Collection and aggregation of this information are used to increase RFI protection:

  • Injection point – monitor the vulnerable parameters to further detect RFI attempts regardless of the content injected.
    • If the file content isn’t detected by the engine, the payload will be analyzed manually by a security researcher to update the detection engine.
  • Attacker’s IP – we monitor and mark IPs that have a bad reputation.
  • Domains – A list of domains hosting the malicious file for further research and domain reputation

 

Let’s take a glance at the RFI data produced by the scanner: 

 

On the chart below, we can observe that on average of 1282 IPs (ranging between 908 and 2024) perform RFI attacks weekly, while around two percent of the IPs belong to known vulnerability scanning services.

 


 

Looking at the amount of RFI requests detected by the mechanism, you can see that more than four-fifths of the requests were generated by the vulnerability scanners (e.g. Nikto, Whitehat, Nessus), while only a fifth were real attacks.

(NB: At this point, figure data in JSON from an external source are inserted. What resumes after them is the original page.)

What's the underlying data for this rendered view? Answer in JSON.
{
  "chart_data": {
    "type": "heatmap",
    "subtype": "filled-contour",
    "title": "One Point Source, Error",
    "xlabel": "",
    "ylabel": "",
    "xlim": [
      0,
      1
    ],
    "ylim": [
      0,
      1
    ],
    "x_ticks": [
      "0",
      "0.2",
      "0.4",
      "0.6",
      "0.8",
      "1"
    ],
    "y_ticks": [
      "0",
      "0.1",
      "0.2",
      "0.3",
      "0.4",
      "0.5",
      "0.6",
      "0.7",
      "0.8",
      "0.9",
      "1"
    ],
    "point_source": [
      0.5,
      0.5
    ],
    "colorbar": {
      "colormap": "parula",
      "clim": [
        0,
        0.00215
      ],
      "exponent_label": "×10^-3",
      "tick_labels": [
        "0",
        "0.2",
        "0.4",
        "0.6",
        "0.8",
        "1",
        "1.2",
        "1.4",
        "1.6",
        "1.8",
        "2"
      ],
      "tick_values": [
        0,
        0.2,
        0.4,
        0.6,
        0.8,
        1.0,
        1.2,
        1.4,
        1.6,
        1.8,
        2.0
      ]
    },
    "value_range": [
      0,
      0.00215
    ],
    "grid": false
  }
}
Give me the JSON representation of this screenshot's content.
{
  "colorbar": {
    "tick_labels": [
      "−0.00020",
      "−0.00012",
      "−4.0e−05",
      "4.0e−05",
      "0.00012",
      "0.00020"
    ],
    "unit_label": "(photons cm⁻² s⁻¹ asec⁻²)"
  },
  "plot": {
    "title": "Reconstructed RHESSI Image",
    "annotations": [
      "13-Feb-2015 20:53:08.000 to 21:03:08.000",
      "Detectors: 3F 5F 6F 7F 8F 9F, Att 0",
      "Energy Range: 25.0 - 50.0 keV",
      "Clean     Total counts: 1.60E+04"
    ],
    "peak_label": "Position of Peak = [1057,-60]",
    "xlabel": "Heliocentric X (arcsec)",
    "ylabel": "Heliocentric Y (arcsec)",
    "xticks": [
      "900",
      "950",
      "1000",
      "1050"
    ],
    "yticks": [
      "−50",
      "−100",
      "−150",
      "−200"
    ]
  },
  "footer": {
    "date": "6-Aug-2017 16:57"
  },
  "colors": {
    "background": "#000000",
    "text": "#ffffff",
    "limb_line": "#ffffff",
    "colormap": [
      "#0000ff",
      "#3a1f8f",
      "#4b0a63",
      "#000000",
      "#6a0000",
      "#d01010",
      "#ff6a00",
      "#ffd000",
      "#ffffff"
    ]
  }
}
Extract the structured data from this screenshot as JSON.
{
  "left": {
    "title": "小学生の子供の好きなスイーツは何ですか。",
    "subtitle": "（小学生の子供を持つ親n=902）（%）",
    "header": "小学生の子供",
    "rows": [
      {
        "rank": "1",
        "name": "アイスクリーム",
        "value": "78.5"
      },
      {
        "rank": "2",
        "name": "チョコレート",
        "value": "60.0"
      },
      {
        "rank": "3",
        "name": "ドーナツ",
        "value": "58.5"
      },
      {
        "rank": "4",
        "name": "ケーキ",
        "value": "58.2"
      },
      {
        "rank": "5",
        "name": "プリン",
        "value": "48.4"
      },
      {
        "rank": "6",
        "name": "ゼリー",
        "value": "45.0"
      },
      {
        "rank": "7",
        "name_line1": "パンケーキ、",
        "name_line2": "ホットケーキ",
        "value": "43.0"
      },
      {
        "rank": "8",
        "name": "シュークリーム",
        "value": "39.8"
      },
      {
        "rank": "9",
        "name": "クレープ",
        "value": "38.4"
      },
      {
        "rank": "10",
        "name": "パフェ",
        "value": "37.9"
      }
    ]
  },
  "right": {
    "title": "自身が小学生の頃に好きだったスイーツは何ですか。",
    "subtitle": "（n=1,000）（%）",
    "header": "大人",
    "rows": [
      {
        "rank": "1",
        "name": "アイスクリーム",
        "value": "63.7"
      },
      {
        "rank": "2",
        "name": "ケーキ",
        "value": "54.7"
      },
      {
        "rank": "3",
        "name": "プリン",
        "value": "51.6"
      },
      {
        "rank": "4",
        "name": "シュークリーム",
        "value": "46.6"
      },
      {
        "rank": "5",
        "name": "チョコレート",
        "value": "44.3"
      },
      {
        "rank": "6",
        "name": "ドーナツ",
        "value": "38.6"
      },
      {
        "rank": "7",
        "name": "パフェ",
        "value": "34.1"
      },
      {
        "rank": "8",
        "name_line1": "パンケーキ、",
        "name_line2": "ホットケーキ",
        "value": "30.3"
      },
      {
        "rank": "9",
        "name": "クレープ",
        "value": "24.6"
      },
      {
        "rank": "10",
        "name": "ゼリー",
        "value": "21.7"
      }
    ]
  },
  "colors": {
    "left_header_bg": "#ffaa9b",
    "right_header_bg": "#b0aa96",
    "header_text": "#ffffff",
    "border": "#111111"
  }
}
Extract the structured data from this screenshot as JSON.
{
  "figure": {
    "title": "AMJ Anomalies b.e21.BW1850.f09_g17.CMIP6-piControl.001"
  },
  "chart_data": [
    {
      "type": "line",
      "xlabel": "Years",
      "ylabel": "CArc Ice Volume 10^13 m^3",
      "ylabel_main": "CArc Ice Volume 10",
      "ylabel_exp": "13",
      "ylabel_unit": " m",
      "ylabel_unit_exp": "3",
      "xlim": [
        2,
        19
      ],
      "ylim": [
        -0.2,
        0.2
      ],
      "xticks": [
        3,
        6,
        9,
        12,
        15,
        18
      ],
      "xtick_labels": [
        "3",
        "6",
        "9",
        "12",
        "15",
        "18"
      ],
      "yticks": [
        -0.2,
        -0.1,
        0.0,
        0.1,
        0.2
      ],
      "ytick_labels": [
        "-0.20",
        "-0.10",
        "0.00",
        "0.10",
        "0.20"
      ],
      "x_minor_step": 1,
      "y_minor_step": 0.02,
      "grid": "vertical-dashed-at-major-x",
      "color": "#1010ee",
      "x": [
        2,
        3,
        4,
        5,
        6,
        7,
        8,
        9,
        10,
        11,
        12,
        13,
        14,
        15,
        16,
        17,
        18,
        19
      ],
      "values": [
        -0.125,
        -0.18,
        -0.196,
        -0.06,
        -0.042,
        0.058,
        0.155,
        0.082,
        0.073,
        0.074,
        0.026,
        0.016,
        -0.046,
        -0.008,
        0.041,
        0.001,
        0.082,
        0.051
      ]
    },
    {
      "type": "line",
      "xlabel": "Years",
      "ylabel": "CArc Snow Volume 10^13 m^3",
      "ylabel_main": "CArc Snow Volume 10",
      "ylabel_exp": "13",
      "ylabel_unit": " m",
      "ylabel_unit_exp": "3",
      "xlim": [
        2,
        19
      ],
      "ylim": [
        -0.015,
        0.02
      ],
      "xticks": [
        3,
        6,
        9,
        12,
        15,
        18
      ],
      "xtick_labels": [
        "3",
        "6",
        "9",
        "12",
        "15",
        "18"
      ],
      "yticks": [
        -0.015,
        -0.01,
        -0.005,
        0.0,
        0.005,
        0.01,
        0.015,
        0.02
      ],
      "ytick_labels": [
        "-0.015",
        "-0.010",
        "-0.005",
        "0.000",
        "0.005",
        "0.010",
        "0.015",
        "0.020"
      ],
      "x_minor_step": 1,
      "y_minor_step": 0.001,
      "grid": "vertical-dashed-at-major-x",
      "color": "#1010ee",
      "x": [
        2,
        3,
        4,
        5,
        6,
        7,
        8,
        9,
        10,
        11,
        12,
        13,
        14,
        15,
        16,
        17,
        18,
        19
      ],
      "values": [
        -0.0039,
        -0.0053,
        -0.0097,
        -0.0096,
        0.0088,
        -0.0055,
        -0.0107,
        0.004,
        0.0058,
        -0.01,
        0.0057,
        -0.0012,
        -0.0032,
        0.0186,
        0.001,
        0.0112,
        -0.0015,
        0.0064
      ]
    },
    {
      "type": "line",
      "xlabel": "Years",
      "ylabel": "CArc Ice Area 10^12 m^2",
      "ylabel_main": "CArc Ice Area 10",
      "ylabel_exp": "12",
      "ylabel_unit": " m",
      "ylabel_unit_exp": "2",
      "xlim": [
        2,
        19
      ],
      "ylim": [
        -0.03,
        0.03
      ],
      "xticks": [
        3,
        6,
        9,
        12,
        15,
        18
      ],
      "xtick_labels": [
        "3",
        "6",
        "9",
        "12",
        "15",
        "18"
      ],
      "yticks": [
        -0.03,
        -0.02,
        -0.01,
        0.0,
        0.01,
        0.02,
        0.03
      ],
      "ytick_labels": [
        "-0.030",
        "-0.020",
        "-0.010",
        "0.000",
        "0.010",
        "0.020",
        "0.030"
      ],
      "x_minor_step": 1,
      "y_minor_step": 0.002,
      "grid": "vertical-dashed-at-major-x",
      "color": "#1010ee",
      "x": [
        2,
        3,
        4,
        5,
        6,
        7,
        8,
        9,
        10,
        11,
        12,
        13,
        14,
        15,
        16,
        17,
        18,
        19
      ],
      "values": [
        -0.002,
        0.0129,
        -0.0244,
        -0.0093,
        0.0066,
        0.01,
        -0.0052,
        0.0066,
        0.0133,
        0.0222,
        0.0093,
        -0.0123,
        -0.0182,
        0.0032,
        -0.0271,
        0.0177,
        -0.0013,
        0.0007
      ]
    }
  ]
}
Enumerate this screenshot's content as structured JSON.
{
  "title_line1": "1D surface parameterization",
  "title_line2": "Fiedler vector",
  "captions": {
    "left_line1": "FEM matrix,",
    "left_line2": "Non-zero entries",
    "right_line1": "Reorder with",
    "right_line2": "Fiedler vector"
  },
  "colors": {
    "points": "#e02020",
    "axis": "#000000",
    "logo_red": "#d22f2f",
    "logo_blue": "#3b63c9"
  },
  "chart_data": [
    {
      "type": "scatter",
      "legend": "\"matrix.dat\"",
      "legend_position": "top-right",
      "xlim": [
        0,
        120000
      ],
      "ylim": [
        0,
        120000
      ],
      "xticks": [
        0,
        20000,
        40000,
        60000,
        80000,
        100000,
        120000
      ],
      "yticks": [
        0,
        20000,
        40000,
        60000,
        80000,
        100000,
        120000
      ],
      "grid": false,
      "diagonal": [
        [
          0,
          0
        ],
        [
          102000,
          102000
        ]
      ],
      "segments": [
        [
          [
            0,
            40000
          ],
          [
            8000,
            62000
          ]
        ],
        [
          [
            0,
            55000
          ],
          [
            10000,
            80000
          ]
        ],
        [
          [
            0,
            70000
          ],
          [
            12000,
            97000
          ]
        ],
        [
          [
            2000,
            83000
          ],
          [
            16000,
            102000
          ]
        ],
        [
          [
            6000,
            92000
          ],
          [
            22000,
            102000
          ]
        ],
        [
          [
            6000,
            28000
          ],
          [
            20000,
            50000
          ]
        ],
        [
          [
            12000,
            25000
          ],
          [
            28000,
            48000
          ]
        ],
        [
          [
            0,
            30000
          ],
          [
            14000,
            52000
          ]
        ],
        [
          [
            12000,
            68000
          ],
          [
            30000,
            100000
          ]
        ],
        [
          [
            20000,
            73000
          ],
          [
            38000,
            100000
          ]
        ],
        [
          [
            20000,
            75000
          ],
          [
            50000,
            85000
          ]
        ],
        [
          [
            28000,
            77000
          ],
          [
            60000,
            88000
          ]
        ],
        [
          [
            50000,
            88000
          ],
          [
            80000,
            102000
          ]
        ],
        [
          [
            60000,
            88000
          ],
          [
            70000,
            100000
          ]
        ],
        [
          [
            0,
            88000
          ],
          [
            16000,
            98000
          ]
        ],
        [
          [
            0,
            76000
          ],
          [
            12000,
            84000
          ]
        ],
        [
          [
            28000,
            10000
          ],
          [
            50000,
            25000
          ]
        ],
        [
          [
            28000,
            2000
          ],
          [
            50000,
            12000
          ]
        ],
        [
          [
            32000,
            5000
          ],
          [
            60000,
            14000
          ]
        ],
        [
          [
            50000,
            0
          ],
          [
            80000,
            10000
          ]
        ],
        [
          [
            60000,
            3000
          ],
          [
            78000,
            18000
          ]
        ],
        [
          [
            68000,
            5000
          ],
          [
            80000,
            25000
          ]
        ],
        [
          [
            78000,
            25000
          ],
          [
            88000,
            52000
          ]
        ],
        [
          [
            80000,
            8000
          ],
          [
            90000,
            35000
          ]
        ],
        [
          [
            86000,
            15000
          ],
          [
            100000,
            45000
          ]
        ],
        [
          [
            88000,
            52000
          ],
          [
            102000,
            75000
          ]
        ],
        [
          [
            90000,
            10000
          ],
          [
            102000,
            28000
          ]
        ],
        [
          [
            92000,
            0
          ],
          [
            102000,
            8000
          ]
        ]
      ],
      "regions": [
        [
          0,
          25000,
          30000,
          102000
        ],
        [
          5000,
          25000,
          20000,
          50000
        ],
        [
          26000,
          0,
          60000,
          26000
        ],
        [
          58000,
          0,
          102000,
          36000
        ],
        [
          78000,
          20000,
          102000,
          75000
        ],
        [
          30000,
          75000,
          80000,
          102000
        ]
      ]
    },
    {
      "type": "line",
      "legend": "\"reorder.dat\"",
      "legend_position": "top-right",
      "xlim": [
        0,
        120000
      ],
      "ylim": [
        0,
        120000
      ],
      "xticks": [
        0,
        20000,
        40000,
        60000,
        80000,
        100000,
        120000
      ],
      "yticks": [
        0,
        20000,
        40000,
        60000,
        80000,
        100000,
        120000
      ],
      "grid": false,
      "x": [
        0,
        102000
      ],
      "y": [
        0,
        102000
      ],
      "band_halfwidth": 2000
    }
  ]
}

The content of the files used by such scanners contained basic probing functionality to check whether the attack succeeded as well as any RFI vulnerable endpoints.

RFI probing payload

RFI probing payload used by Nessus scanner

Analyzing the clients that performed the rest of the activity, we found that most of the attacks were carried out by automated tools, while 35 percent were done by unclassified bots. The most common language used to execute the attacks is Perl and GoLang.

 

It was interesting to note that independent attackers utilized vulnerability scanners, RFI-probing URL to probe whether the web application is vulnerable to RFI before injecting a more complex malicious payload.

 

Example of vulnerability scanners RFI-probing URLs:
→ [h]ttp://rfi.nessus.org/rfi.txt
→ [h]ttp://cirt.net/rfiinc.txt
→ [h]ttp://whsec.us/rfi.php

 

Finally, the attacking file contained code that had wide functionality and mostly used different evasion techniques to hide and bypass detection mechanisms.

 

In the example below, the malicious script tried to download and run 64-bit malware. If it failed, it would then try to download a 32-bit version of the same malware.

RFI payload for malware delivery

RFI payload for malware delivery

Final words

We’re constantly maintaining the engine to handle the most complex cases in terms of detection and reduction of false-positive. As a next step, we want to explore YARA rules as an additional mechanism.

 

YARA rules are widely adapted across the cybersecurity community, providing a convenient way to contribute, and helping us to stay up-to-date.